Last but not least, for the individual Republican/Democrat boards, there are a few ways you can handle this. Ideally you want to restrict these boards so only party members can talk to each other without being annoyed by the other side. There are two ways to do it, you can make it impossible to post on these boards until a certain number of people "invite" them to post there, thus letting the community decide who is real and who isn't instead of one moderator or an automated process. The other option is just to make it so that once you post on one of them, you can't post on the other - if you post on the Republican board it would set some flag in the system and any attempts to post on the Democrat board would be deleted.

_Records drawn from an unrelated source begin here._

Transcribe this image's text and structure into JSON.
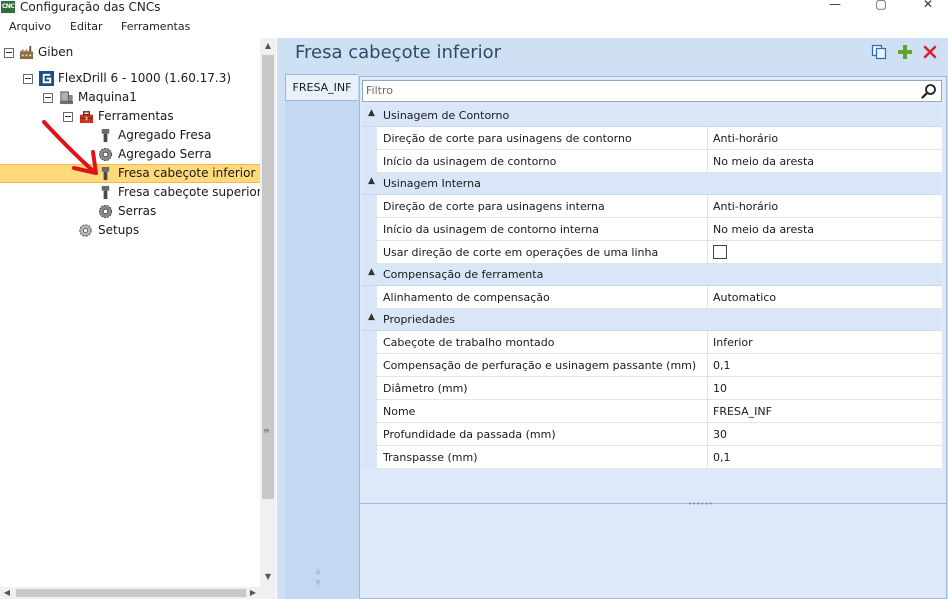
{
  "window": {
    "app_icon_text": "CNC",
    "title": "Configuração das CNCs",
    "minimize_glyph": "—",
    "maximize_glyph": "▢",
    "close_glyph": "✕"
  },
  "menu": {
    "items": [
      "Arquivo",
      "Editar",
      "Ferramentas"
    ]
  },
  "tree": {
    "nodes": [
      {
        "label": "Giben",
        "icon": "factory-icon"
      },
      {
        "label": "FlexDrill 6 - 1000 (1.60.17.3)",
        "icon": "giben-logo-icon"
      },
      {
        "label": "Maquina1",
        "icon": "machine-icon"
      },
      {
        "label": "Ferramentas",
        "icon": "toolbox-icon"
      },
      {
        "label": "Agregado Fresa",
        "icon": "router-bit-icon"
      },
      {
        "label": "Agregado Serra",
        "icon": "saw-gear-icon"
      },
      {
        "label": "Fresa cabeçote inferior",
        "icon": "router-bit-icon"
      },
      {
        "label": "Fresa cabeçote superior",
        "icon": "router-bit-icon"
      },
      {
        "label": "Serras",
        "icon": "saw-gear-icon"
      },
      {
        "label": "Setups",
        "icon": "settings-gear-icon"
      }
    ],
    "selected": "Fresa cabeçote inferior"
  },
  "main": {
    "title": "Fresa cabeçote inferior",
    "tab_label": "FRESA_INF",
    "filter_placeholder": "Filtro",
    "categories": [
      {
        "label": "Usinagem de Contorno",
        "props": [
          {
            "name": "Direção de corte para usinagens de contorno",
            "value": "Anti-horário"
          },
          {
            "name": "Início da usinagem de contorno",
            "value": "No meio da aresta"
          }
        ]
      },
      {
        "label": "Usinagem Interna",
        "props": [
          {
            "name": "Direção de corte para usinagens interna",
            "value": "Anti-horário"
          },
          {
            "name": "Início da usinagem de contorno interna",
            "value": "No meio da aresta"
          },
          {
            "name": "Usar direção de corte em operações de uma linha",
            "checked": false
          }
        ]
      },
      {
        "label": "Compensação de ferramenta",
        "props": [
          {
            "name": "Alinhamento de compensação",
            "value": "Automatico"
          }
        ]
      },
      {
        "label": "Propriedades",
        "props": [
          {
            "name": "Cabeçote de trabalho montado",
            "value": "Inferior"
          },
          {
            "name": "Compensação de perfuração e usinagem passante (mm)",
            "value": "0,1"
          },
          {
            "name": "Diâmetro (mm)",
            "value": "10"
          },
          {
            "name": "Nome",
            "value": "FRESA_INF"
          },
          {
            "name": "Profundidade da passada (mm)",
            "value": "30"
          },
          {
            "name": "Transpasse (mm)",
            "value": "0,1"
          }
        ]
      }
    ]
  },
  "colors": {
    "selected_row": "#ffd97a",
    "panel_bg": "#cfe0f5",
    "category_bg": "#d9e6f7",
    "title_text": "#2e4a6a"
  }
}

The post only as a D or R is an interesting idea, but I'd expect the more aggressive debaters to establish two screen names, one for each forum.

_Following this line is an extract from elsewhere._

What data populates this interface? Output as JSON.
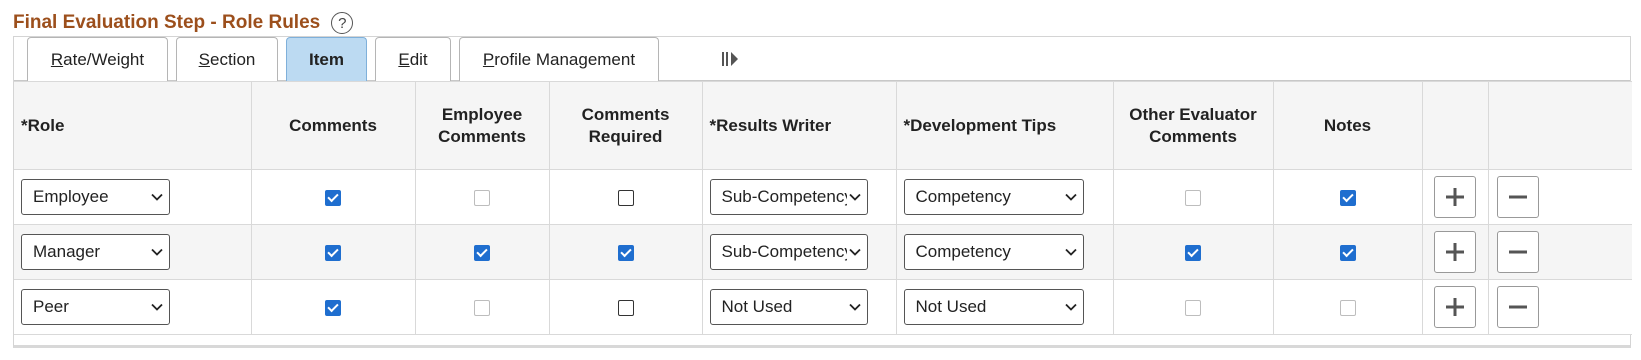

Sometimes people do, but if you have a forum dedicated to "peaceful" debate AND a forum dedicated to "anything goes" what would the point be? Besides, if you're doing the D/R forums as invite-only then someone wouldn't be able to sneak their way in unless they had a history of saying positive things about the party they hate and were able to fool however many members you require to vote them in. That, combined with email validation to register and IP address checking, should do the trick. All of this stuff can be built into the code or automated. For the IP address checking you can have a daily email go out to all of the mods that shows any posts made from the same IP address by different users. While sometimes this would be normal (ie; AOL, proxy servers, etc.) if it keeps happening with the same users and their writing styles are similar, it's a good bet they're the same person.
But even still, by having separate R/D forums, most people will respect the boundaries and appreciate having a place where they can communicate with their fellow-wingers without interruption from the other side.
What if you had one in which nobody had names. Would anybody post?
Do the decent people post only when there is respect to be earned?
Do the trolls and flamers only get satisfaction when they know it was sallysue84 that received the brunt of the attack?
Or do most people visit forums to have real discussions? Of course it is hard to have an ongoing discussion on some topics when you don't know who it is you're talking to, but for general politics discussions it seems somewhat irrelevant who is doing the talking.
This one is more of an Asian geo-political board with very opinionated and religious people on there. It actually does nothing for our site or revenue so I've even considered simply turning it off.
Technology wise we're quite limited as we are on moderators (I'm the only one). I think the "pay for play" option may work. We cant have an unmoderated area full of filth as we are a respected news publication.
It has calmed down a little now since I banned a few people. I also find turning off new registrations over the weekend when I dont check it helps.
Now I wish there was a way to generate some revenue out of it!
Something I've wondered is how important recognition/usernames are on a forum.
Very good question; and one I'm grappling with now. A forum I'm administering allows everything in between anonymous posting to fully developed profiles. Stats show that registered users account for about a third of all posts, pretty constant across all topics, and there is little qualitative difference in posts from registered and unregistered users. Registration has not improved the amount or quality of content. Since we're an open, non-commercial forum, I'm just wondering whether at the end of the day registration is entirely a matter of useability.
That said, there are contrary arguments on this very site concerning anonymous posting.
Another way of looking at it is from the marketing side where you can offer ads on an active forum with #*$!x registered users.